Los Pesos Fuertes del Banco de Barcelona                   
Rafael López y Guillén

       
Castellón 1.912
Capítulo Diecisieteavo 



          Estaba sentado directamente en la tierra, bajo un naranjo contra el que apoyaba la espalda, a cubierto del sol. Miraba fijamente al árbol que había enfrente, al otro lado del camino, en otro huerto. Era un níspero con su fruto anaranjado lleno a rebosar. Le atraía. En cuanto se pusiera de pie iba a atacarlo un poco, unos cuantos solamente, que seguro que serían propiedad de algún primo lejano o de cualquier vecino. Él ya no conocía ni los campos, ni sus propietarios.
         Se giró sin levantarse para mirar sobre su hombro, a esa misma fila de naranjos, por donde estaba llegando ya el agua. Lo había hecho bien. Había levantado las pesadas almenaras, las compuertas para ir dirigiendo al agua hacia las filas de naranjos de su familia. Y, sobre todo, hecho bien al cerrar la última compuerta para no regar al vecino. Eso su padre se lo había enseñado el primer día que fue al campo. El riego por este viejo canal árabe se hace por inundación de agua. Hay que tener cuidado con tus tierras y con las de los cercanos.
         Ya hacía unos cuantos días que estaba en el pueblo. Había dejado su pacificadora junto al resto de armas, cerrado con piedras y barro el boquete en la pared. No había parado limpiando y tirando cosas viejas. En cualquier momento le interesaría desaparecer del mundo y, que mejor sitio que allí, donde nadie sabía su ubicación, presuponía que sería muy pronto.
         Al moverse un poco, notó la hoja escrita que tenía del itinerario de la infanta y se acordó del viejo comisario.
         Cuando llegó a la cantina del ferrocarril de Barcelona a Sarriá lo vio de lejos. Estaba sentado en una mesa afuera, en la puerta de la cafetería Zúrich y eran las doce en punto, hora del ángelus. Le esperaba no sabía desde cuándo. 

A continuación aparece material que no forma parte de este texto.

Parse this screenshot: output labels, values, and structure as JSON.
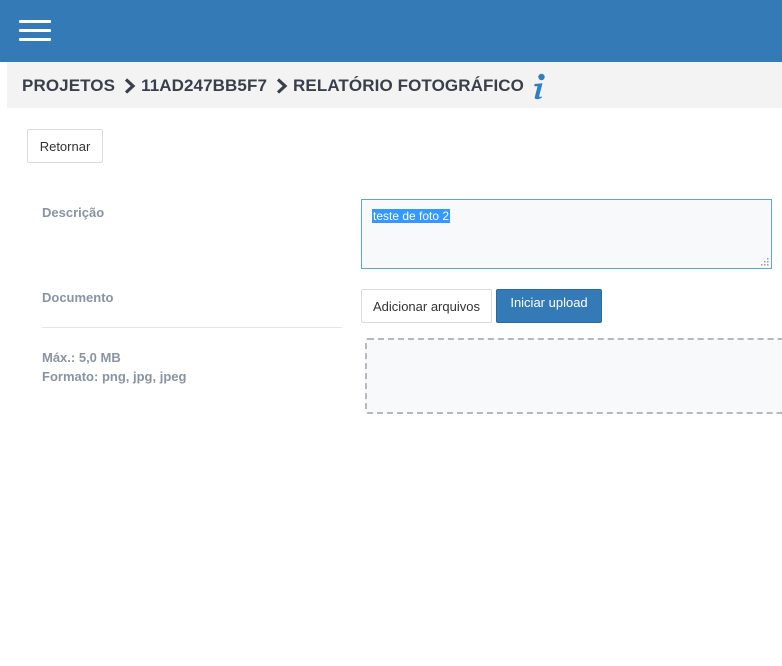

         Se acercó a la cafetería y entró por una puerta que estaba al lado izquierdo según iba de camino. Pidió al camarero un café y salió detrás justo del comisario. Le hizo broma y le apuntó con su bastón hasta tocarlo por la espalda.

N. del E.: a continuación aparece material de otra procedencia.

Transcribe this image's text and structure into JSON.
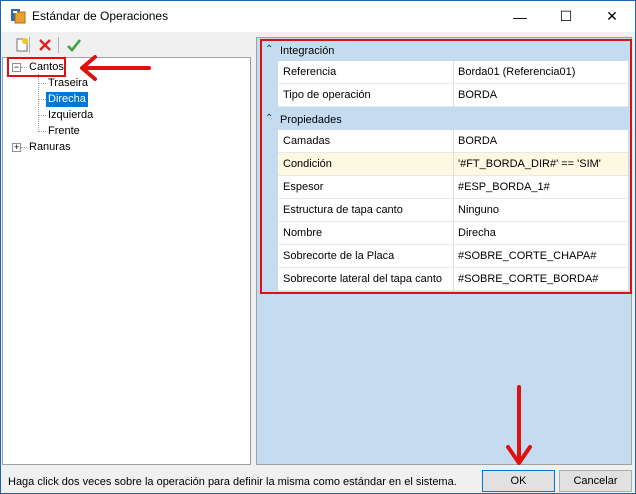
{
  "window": {
    "title": "Estándar de Operaciones",
    "minimize_glyph": "—",
    "maximize_glyph": "☐",
    "close_glyph": "✕"
  },
  "toolbar": {
    "icons": [
      "new-icon",
      "delete-icon",
      "check-icon"
    ]
  },
  "tree": {
    "nodes": [
      {
        "label": "Cantos",
        "expander": "−",
        "children": [
          {
            "label": "Traseira"
          },
          {
            "label": "Direcha",
            "selected": true
          },
          {
            "label": "Izquierda"
          },
          {
            "label": "Frente"
          }
        ]
      },
      {
        "label": "Ranuras",
        "expander": "+"
      }
    ]
  },
  "property_grid": {
    "categories": [
      {
        "label": "Integración",
        "rows": [
          {
            "name": "Referencia",
            "value": "Borda01 (Referencia01)"
          },
          {
            "name": "Tipo de operación",
            "value": "BORDA"
          }
        ]
      },
      {
        "label": "Propiedades",
        "rows": [
          {
            "name": "Camadas",
            "value": "BORDA"
          },
          {
            "name": "Condición",
            "value": "'#FT_BORDA_DIR#' == 'SIM'",
            "highlighted": true
          },
          {
            "name": "Espesor",
            "value": "#ESP_BORDA_1#"
          },
          {
            "name": "Estructura de tapa canto",
            "value": "Ninguno"
          },
          {
            "name": "Nombre",
            "value": "Direcha"
          },
          {
            "name": "Sobrecorte de la Placa",
            "value": "#SOBRE_CORTE_CHAPA#"
          },
          {
            "name": "Sobrecorte lateral del tapa canto",
            "value": "#SOBRE_CORTE_BORDA#"
          }
        ]
      }
    ]
  },
  "footer": {
    "status": "Haga click dos veces sobre la operación para definir la misma como estándar en el sistema.",
    "ok_label": "OK",
    "cancel_label": "Cancelar"
  },
  "colors": {
    "annotation_red": "#e01010",
    "selection_blue": "#0078d7",
    "grid_category_bg": "#c5dbef",
    "highlight_row": "#fdf8e2"
  }
}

         - ¡Su vida se ha acabado! - le amenazó tras él.
         - Juan, déjate de tonterías y siéntate que te he visto entrar. Ponte aquí a mi derecha, que la vista y el oído izquierdo no me funcionan igual - señaló un asiento que había a su lado en la mesa.
         Sonrió por la avispada alerta que aún conservaba el hombre, que ya debía de superar los setenta. Se sentó.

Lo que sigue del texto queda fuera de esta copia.